The project is led by Dr Chris Montgomery, Senior Lecturer in Dialectology at the University of Sheffield. It draws on a systematic review of more than five decades of peer-reviewed research on accent and dialect variation across Great Britain.

The work is positioned as an academic-industry effort applying sociolinguistic research to the evaluation of conversational AI in public service settings. It focuses on how systems are assessed in live or realistic service encounters, rather than narrow laboratory-style tests.

A central finding from the literature review is that bias and misunderstanding often stem from interpretation rather than pronunciation. Much existing research has focused on speech patterns, with less attention on how listeners recognise and judge accents and dialects in practice. The organisations argue this gap matters for AI assessment because conversational systems must map spoken input onto meaning, including local vocabulary, pragmatic cues and the social context in which phrases are used.

The review also found that UK research on accents and dialects is extensive but concentrated in a small number of locations. Many regions and communities are lightly represented in published evidence. That imbalance can shape how developers and evaluators build test sets and benchmarks, while strong headline performance measures can conceal uneven results across speaker groups.

In public services, uneven performance can have practical consequences. Misrecognition can prolong interactions and increase abandonment rates, and it can raise the risk that a user is routed down the wrong pathway. In some services, that can affect access, eligibility screening and safeguarding responses.

Evaluation methods

ICS.AI and the University of Sheffield plan to translate the findings into evaluation frameworks for public sector conversational AI. The aim is a structured way to evidence and communicate how systems perform for diverse communities, including those under-represented in existing research.

The partners also plan work on what they describe as new capabilities within the ICS.AI platform. The release did not provide technical detail, but linked the planned capabilities to evaluation and measurement in live public service environments.

Alongside the evaluation work, the University of Sheffield plans further research into dialects that are under-represented in existing studies. The goal is to build a stronger evidence base for future joint work and for wider discussion about how public sector AI systems should be tested.

The project comes amid wider scrutiny of algorithmic decision-making and automation in government. Regulators and procurement teams have placed greater emphasis on transparency around performance, bias and inclusion. For conversational AI, that can include demonstrating how systems behave for different users, including those with different speech patterns and local language use.

"There is already a substantial body of research on accent and dialect variation in Great Britain. What has been missing, however, is its systematic application to how conversational AI is evaluated in real public service contexts.
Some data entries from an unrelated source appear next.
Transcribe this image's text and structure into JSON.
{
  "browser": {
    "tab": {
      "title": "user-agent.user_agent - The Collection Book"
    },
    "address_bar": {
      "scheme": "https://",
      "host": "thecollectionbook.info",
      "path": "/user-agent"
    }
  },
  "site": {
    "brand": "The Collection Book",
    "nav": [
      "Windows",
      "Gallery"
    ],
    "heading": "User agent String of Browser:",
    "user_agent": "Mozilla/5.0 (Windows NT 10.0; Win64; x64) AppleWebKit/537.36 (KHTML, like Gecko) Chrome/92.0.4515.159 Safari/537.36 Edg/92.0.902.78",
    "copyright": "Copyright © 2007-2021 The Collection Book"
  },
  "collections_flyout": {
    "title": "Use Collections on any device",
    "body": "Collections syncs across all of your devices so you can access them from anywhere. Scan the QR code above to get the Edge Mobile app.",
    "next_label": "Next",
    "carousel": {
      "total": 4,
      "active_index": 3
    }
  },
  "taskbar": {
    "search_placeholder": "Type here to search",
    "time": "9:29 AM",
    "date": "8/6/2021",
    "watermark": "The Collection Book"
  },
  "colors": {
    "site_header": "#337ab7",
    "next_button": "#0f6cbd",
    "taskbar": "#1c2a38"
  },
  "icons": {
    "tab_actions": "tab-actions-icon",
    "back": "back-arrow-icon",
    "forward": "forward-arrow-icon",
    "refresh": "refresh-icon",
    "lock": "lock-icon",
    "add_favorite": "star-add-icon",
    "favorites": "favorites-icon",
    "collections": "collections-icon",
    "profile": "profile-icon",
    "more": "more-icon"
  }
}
This project brings sociolinguistic theory and evidence on listener behaviour into applied evaluation, enabling performance claims to be framed in ways that are both scientifically defensible and socially meaningful," said Dr Chris Montgomery, Senior Lecturer in Dialectology, University of Sheffield.

ICS.AI framed the collaboration as part of its broader focus on inclusivity in systems deployed across public services.

"Public sector AI has to work for everyone, not just for people whose voices or speech patterns are easiest for systems to process. This collaboration empowers ICS.AI to apply established sociolinguistic evidence directly to how conversational AI is evaluated in live public service environments, helping us build inclusivity in a transparent and scientifically grounded way," said Dr Crispin Bloomfield.

Work on the evaluation frameworks and further research into under-represented dialects will continue as the partners move from the literature review to applied methods for assessing conversational AI performance in public sector use cases.